Nearly crying, the mermaid swam to him. She knew it was her childhood friend, no longer a boy; now a very old man-boy.

She wiggled up close, put one arm across him. “Yes, I have,” she said. “I have come to see the unicorn.  Where is it? Is it yours?” She placed her cheek on his chest and listened.

He smiled and opened his eyes but could not raise his head to look at her. She helped him to his side so he could see both her and the pond.

“I’m sorry he said. We stopped coming here and I wasn’t old enough to drive. Years later I could drive but I couldn't come here. Then a long time later I could but you… you and I were then so far in the distant past.”

“I have something of yours I kept all this time she said and held up her wrist to show him a bracelet. “See?” she said. “See the strand of cloth woven between the bark strings? That’s all I have left of that bandage you made me when we first met. Do you remember?”

He coughed again and nodded. “I do. I was so worried when you cut yourself. I thought it was my fault. The spike’s not there because I pulled it out and saved it all these years. Sometimes I would set it on my desk and dream about us dancing in the waterfall.”

“How many days will you stay this time?” she asked.

He gave a small false chuckle. “Only this day I’m afraid. I had to beg my son and granddaughter to bring me here for one final memory visit. They won’t camp, only picnic. I wanted to try to see you and give you back something I have of yours.”

She had to sit up so he could reach something in his pocket. He held out a closed fist.

“Something of mine?” she asked.

He didn’t answer but opened his hand. Light burst forth, brighter than sun on ripples of the pond.

“My scale,” she said and clasped her hands together. She carefully took the scale and kissed him on the cheek. “Watch.”

She twisted so he could see the black scar on her side. When she touched the scale to it, blue light shimmered. The back was gone.

“Look. Do you see the unicorn,” he said, his voice faint.

She looked across the pond.
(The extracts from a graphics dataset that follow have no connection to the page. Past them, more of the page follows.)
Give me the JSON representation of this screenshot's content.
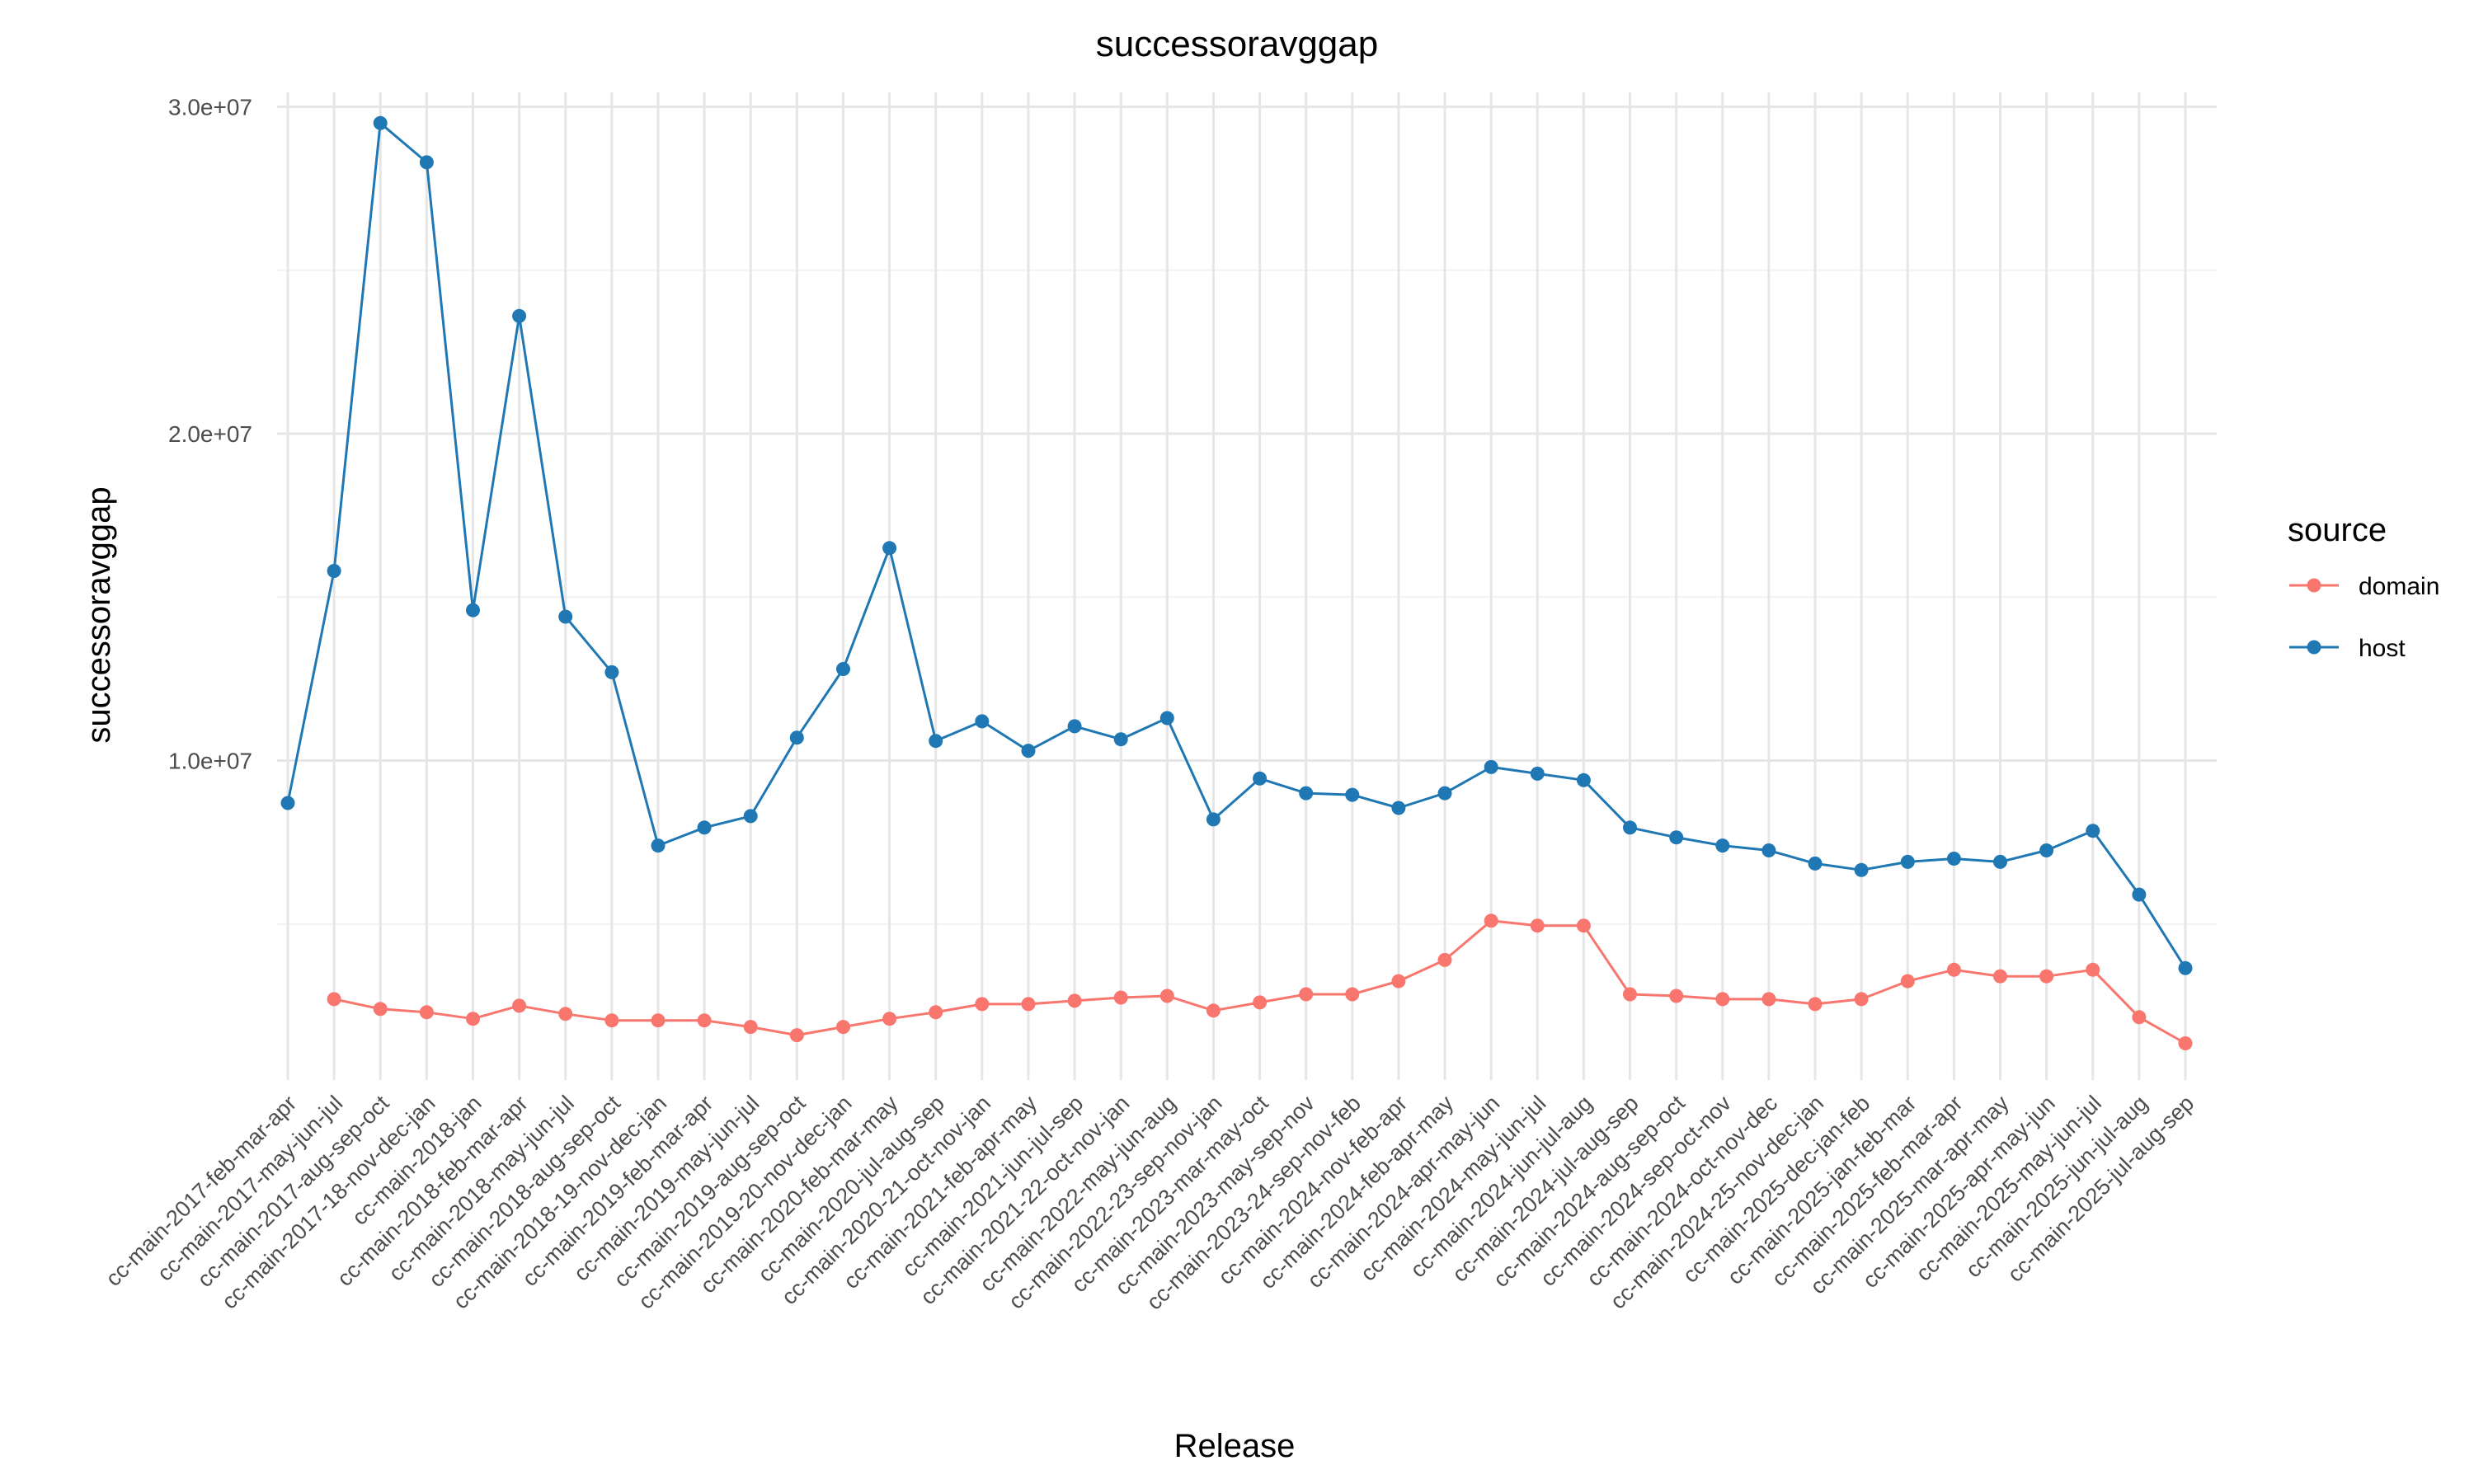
{
  "chart_data": {
    "type": "line",
    "title": "successoravggap",
    "xlabel": "Release",
    "ylabel": "successoravggap",
    "ylim": [
      0,
      30000000
    ],
    "yticks": [
      10000000,
      20000000,
      30000000
    ],
    "ytick_labels": [
      "1.0e+07",
      "2.0e+07",
      "3.0e+07"
    ],
    "grid": true,
    "legend_position": "right",
    "legend_title": "source",
    "categories": [
      "cc-main-2017-feb-mar-apr",
      "cc-main-2017-may-jun-jul",
      "cc-main-2017-aug-sep-oct",
      "cc-main-2017-18-nov-dec-jan",
      "cc-main-2018-jan",
      "cc-main-2018-feb-mar-apr",
      "cc-main-2018-may-jun-jul",
      "cc-main-2018-aug-sep-oct",
      "cc-main-2018-19-nov-dec-jan",
      "cc-main-2019-feb-mar-apr",
      "cc-main-2019-may-jun-jul",
      "cc-main-2019-aug-sep-oct",
      "cc-main-2019-20-nov-dec-jan",
      "cc-main-2020-feb-mar-may",
      "cc-main-2020-jul-aug-sep",
      "cc-main-2020-21-oct-nov-jan",
      "cc-main-2021-feb-apr-may",
      "cc-main-2021-jun-jul-sep",
      "cc-main-2021-22-oct-nov-jan",
      "cc-main-2022-may-jun-aug",
      "cc-main-2022-23-sep-nov-jan",
      "cc-main-2023-mar-may-oct",
      "cc-main-2023-may-sep-nov",
      "cc-main-2023-24-sep-nov-feb",
      "cc-main-2024-nov-feb-apr",
      "cc-main-2024-feb-apr-may",
      "cc-main-2024-apr-may-jun",
      "cc-main-2024-may-jun-jul",
      "cc-main-2024-jun-jul-aug",
      "cc-main-2024-jul-aug-sep",
      "cc-main-2024-aug-sep-oct",
      "cc-main-2024-sep-oct-nov",
      "cc-main-2024-oct-nov-dec",
      "cc-main-2024-25-nov-dec-jan",
      "cc-main-2025-dec-jan-feb",
      "cc-main-2025-jan-feb-mar",
      "cc-main-2025-feb-mar-apr",
      "cc-main-2025-mar-apr-may",
      "cc-main-2025-apr-may-jun",
      "cc-main-2025-may-jun-jul",
      "cc-main-2025-jun-jul-aug",
      "cc-main-2025-jul-aug-sep"
    ],
    "series": [
      {
        "name": "domain",
        "color": "#F8766D",
        "values": [
          null,
          2700000,
          2400000,
          2300000,
          2100000,
          2500000,
          2250000,
          2050000,
          2050000,
          2050000,
          1850000,
          1600000,
          1850000,
          2100000,
          2300000,
          2550000,
          2550000,
          2650000,
          2750000,
          2800000,
          2350000,
          2600000,
          2850000,
          2850000,
          3250000,
          3900000,
          5100000,
          4950000,
          4950000,
          2850000,
          2800000,
          2700000,
          2700000,
          2550000,
          2700000,
          3250000,
          3600000,
          3400000,
          3400000,
          3600000,
          2150000,
          1350000
        ]
      },
      {
        "name": "host",
        "color": "#1F78B4",
        "values": [
          8700000,
          15800000,
          29500000,
          28300000,
          14600000,
          23600000,
          14400000,
          12700000,
          7400000,
          7950000,
          8300000,
          10700000,
          12800000,
          16500000,
          10600000,
          11200000,
          10300000,
          11050000,
          10650000,
          11300000,
          8200000,
          9450000,
          9000000,
          8950000,
          8550000,
          9000000,
          9800000,
          9600000,
          9400000,
          7950000,
          7650000,
          7400000,
          7250000,
          6850000,
          6650000,
          6900000,
          7000000,
          6900000,
          7250000,
          7850000,
          5900000,
          3650000
        ]
      }
    ]
  }
}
There where the trees ended and the lily pads began, the low morning fog floated and swirled like magic around the legs of a white unicorn.

“Don’t move. Don’t scare it,” she said and placed her hand on his chest.

She watched in awe as it walked to the single white lily pad flower. I dropped its head to pluck the petal and surrounding buds.

“Grandpa. Grandpa?” sounded from up the trail.

The unicorn raised its head, listened, then darted away.

“I’m guessing that’s you granddaughter calling,” the girl said. “I’d like to meet her but I suppose I should go. Maybe you could bring …” Her voice trailed off. He still lay motionless, still smiling. “Have you come to see the unicorn?” she asked him softly. “It was lovely, wasn’t it. “I’m glad we saw it together.”

After one last kiss to his cheek, the water sparkled brighter than before, as she swam away.